Der Mann war ganz weg. Das Weibchen zog ihn hinaus, nicht aus Furcht, daß er sein Geld wieder verspielen konnte – daran dachte sie nicht, das hatte sie für unmöglich gehalten – aber sie wollte mit dem Schatz allein sein. Sie wollte das Geld befühlen, betasten, zählen, wägen, streicheln, reiben – ja sie würde es küssen, irgendwo auf einer Bank in der Allee.

»Die Direktion ist generös,« sagte ich zu einem meiner Freundchen.

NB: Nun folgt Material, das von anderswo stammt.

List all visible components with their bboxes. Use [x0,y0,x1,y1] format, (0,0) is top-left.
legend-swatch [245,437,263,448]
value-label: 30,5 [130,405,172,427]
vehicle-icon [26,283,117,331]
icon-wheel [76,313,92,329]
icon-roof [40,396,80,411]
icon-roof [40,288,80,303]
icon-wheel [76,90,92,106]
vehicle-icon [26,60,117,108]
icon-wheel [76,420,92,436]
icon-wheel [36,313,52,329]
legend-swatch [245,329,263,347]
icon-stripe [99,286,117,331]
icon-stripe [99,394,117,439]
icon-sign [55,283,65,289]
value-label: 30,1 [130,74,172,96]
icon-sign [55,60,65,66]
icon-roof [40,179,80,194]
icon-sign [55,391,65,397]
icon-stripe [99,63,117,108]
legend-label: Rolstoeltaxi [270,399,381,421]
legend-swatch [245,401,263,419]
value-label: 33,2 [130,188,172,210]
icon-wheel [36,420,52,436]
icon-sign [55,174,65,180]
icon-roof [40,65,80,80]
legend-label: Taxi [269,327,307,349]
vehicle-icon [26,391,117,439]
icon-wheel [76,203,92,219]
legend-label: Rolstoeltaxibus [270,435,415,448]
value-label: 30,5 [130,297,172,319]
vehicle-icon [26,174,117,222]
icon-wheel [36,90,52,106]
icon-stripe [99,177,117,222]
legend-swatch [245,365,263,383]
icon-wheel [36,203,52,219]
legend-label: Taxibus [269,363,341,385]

»Hm! Sie weiß, was sie tut. Solch Chef de partie hat Menschenkenntnis ... das Sümmchen soll hohe Rente bringen. Früher oder später wird unser Schuster diese Friedrichs mit Zinsen zurückbringen. Es ist das erste Gold, was er in der Hand hat ... er hätte lieber verlieren sollen! Jetzt geht er von Wiesbaden weg und denkt, er braucht bloß das Alter seiner Großmutter zu rufen und einen Taler über die Köpfe der Menschen zu werfen, dann bekommt er eine Handvoll Gold. Das wird auf die sorgsame Beachtung von halben Sohlen, Riesterstücken und sonstigem Leder nachteilig wirken. Beim geringsten Pech wirft er Pechdraht und Ahle weg und kommt wieder hierher. Sollte er selber nicht daran denken, wird seine Frau ihm den Weg zeigen, denn auch die ist fortan verdorben für die kleine häusliche Sparsamkeit, die sonst eine so hübsche Pflicht ist. Ach, ich hätte das Pärchen so gern nach Worms zurückgeschickt, aber es ging nicht. Was sein muß, ist!«

Daß solche Freigebigkeit der Bank aus Interesse entspringt, sah ich wohl ein. Aber finden wir nicht überall dasselbe Interesse ... ohne die Freigiebigkeit?

Sieh dich einmal um, Leser, in der Welt. Vielleicht kommt dir dann das abscheuliche Spiel gar noch ehrwürdig vor.

Nun, das ist gerade auch nicht nötig.